災害区分 台風
発災から死亡までの期間 3年以内
性別・年齢 男性・80歳代
死因 特発性間質性肺炎
死亡までの経緯等
発災前は肺炎等の持病があり、体調が悪くなると入院し、入院していない期間は月に1回から2回、病院にて受診していたが、日常生活に大きな支障はなく、農作業を行うなど活発であった。

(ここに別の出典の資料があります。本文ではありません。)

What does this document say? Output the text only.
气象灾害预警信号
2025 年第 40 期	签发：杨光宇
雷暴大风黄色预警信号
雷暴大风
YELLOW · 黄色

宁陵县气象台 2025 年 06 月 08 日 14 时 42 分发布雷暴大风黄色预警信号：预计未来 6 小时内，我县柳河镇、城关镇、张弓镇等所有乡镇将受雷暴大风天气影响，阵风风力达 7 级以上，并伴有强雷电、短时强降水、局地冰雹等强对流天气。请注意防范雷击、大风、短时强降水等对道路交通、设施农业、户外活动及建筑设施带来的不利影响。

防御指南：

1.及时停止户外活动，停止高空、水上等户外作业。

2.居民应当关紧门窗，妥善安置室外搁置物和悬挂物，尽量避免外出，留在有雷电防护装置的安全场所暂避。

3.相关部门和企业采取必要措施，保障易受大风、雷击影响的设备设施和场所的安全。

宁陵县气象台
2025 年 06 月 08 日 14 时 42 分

発災時は近隣の避難所へ避難したものの建物が浸水し、4階に移動して一晩を過ごした。翌日、ボートにて救助された後に別の避難所に移動し1日過ごしたが、寝づらさを覚えたため親族宅に移動した。数日間は親族に避難所に送ってもらい日中を過ごし、夜は親族宅で過ごすという生活が続いた。発災から10日後に歩行困難となり緊急搬送され、搬送先の病院で肺炎の悪化と診断されそのまま入院することとなった。約20日で退院した後は介護施設、みなし仮設アパートと転居したが、体調不良により入退院を繰り返し、その間も活動量は低下していった。発災から約1年後に新築した自宅に戻ったが、引っ越しから約2か月後に酸素濃度の低下により再度入院したが、4日後、間質性肺炎のため死亡した。

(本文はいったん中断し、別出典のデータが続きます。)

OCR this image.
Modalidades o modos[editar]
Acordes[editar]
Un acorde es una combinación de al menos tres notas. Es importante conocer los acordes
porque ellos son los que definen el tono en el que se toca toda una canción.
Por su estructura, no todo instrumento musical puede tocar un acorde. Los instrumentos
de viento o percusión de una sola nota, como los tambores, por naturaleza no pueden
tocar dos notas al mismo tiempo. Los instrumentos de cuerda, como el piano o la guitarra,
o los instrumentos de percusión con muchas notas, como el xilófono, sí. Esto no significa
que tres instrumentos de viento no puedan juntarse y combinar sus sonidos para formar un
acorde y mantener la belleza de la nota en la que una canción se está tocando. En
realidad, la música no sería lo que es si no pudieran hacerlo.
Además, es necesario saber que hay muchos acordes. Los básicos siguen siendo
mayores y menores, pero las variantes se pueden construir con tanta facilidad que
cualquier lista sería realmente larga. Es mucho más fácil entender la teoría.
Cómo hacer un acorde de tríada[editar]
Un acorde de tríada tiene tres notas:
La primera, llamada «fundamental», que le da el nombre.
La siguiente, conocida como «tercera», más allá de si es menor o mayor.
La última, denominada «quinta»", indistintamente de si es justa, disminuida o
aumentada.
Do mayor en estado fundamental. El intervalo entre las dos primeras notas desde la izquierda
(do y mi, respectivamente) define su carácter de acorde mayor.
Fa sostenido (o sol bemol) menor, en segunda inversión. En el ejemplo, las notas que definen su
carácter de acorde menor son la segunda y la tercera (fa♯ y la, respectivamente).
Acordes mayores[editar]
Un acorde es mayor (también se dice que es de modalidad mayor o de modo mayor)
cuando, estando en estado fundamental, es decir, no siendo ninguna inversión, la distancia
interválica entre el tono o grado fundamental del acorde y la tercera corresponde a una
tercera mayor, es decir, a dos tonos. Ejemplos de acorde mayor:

災害のため避難を繰り返したことで生活環境が激変し、心身に負荷がかかったことによる体力の低下が、死因である間質性肺炎の発症につながったと推定されるため、死亡と災害との間に相当因果関係があると認められた。
被災地での健康を守るために(厚生労働省)
2.病気の予防
(5)心身の機能の低下予防
慣れない避難所や仮設住宅の生活では、体を動かす機会が減ることで、特に高齢者の場合には、筋力が低下したり、関節が固くなるなどして、徐々に「動けなく」なることがあります。
また、動かないでいると、だんだん心が沈んできて「3.こころのケア」にあるような症状が出てしまうこともあります。
身の回りのことができる方は、なるべく自分で行ったり、可能な作業に参加したりしてください。
声をかけ合って、積極的に体を動かすようにしましょう。
3.こころのケア
今回の地震のように大変重いストレスにさらされると、程度の差はあっても誰でも、不安や心配などの反応が表れます。まずは休息や睡眠をできるだけとるようにしましょう。
これらの不安、心配の多くは時間の経過とともに回復することが知られています。
不安や心配を和らげる呼吸法として、「6秒で大きく吐き、6秒で軽く吸う、朝、夕5分ずつ」行う方法もあります。実践してみましょう。
しかし、
1)心配で、イライラする、怒りっぽくなる
2)眠れない
3)動悸(どうき)、息切れで、苦しいと感じる
などのときは無理をせずに、まずは身近な人や、専門の相談員に相談してみましょう。
また普段からお互いに声を掛け合うなど、コミュニケーションを取るなどしてこころのケアをすることが大切です。